2. Die im Einzelhandelserlass enthaltene Auflistung der "zentren-" beziehungsweise "nahversorgungsrelevanten" Sortimentsgruppen ist nicht abschließend gewollt und ausdrücklich zur Fortschreibung zu gegebener Zeit vorgesehen, sodass sie eine von den örtlichen Gegebenheiten unabhängige Definition von "nicht zentren- und nahversorgungsrelevanten Warensortimenten", die einer rechtssatzförmigen Anwendung fähig wäre, nicht erlaubt.
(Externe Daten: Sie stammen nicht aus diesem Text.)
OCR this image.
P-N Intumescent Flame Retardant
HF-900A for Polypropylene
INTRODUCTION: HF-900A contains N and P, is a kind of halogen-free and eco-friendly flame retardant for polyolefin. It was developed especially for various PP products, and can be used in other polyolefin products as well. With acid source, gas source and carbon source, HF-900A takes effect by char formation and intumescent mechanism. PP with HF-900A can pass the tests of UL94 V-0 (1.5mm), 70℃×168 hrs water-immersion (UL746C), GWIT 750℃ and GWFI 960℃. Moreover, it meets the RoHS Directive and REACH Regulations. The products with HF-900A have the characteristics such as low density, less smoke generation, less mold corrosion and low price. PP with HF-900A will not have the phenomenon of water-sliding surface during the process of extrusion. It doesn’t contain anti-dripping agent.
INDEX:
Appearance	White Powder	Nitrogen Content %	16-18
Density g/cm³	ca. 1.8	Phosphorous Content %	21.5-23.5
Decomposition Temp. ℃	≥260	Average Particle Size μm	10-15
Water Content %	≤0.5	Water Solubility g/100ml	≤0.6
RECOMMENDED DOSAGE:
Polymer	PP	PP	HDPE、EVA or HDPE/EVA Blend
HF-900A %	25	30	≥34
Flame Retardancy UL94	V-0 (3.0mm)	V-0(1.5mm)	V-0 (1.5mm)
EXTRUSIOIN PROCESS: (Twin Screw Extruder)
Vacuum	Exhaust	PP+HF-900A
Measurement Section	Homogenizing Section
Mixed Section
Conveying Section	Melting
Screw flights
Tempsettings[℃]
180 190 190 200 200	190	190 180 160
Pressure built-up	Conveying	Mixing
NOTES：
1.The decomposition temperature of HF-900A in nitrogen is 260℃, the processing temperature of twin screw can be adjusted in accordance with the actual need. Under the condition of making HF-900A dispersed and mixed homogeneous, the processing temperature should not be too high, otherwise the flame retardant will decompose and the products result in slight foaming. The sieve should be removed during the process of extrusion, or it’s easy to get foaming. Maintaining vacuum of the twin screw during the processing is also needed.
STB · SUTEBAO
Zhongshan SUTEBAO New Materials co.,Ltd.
3. Wenn in einem Baugebiet Einzelhandel mit ausgewählten Warensortimenten nur im Hinblick auf seine "Zentrenschädlichkeit" ausgeschlossen werden soll, bedarf es konkreter Angaben dazu, weshalb jegliche Form von Einzelhandel der besagten Art - würde er im betroffenen Baugebiet angesiedelt - die gewachsenen Einzelhandelsstrukturen in den Zentren der Gemeinde unabhängig von der Art und dem Umfang des jeweiligen Warenangebots schädigen würde.


Tatbestand:

Die Antragstellerin wandte sich mit ihrem Normenkontrollantrag gegen einen Bebauungsplan, der ihr Grundstück, auf dem sie einen Lebensmittelmarkt mit 699 qm Verkaufsfläche zu errichten beabsichtigt, als Gewerbegebiet festsetzte. Verschiedene Nutzungen, die nach der Baunutzungsverordnung in Gewerbegebieten allgemein zulässig sind, waren in dem fraglichen Baugebiet ausgeschlossen. Zu den ausgeschlossenen Nutzungen zählten auch Einzelhandelsbetriebe mit "innenstadtbedeutsamen Sortimenten". Der Normenkontrollantrag hatte Erfolg.

Gründe:

Fehlerhaft sind einige der getroffenen textlichen Festsetzungen.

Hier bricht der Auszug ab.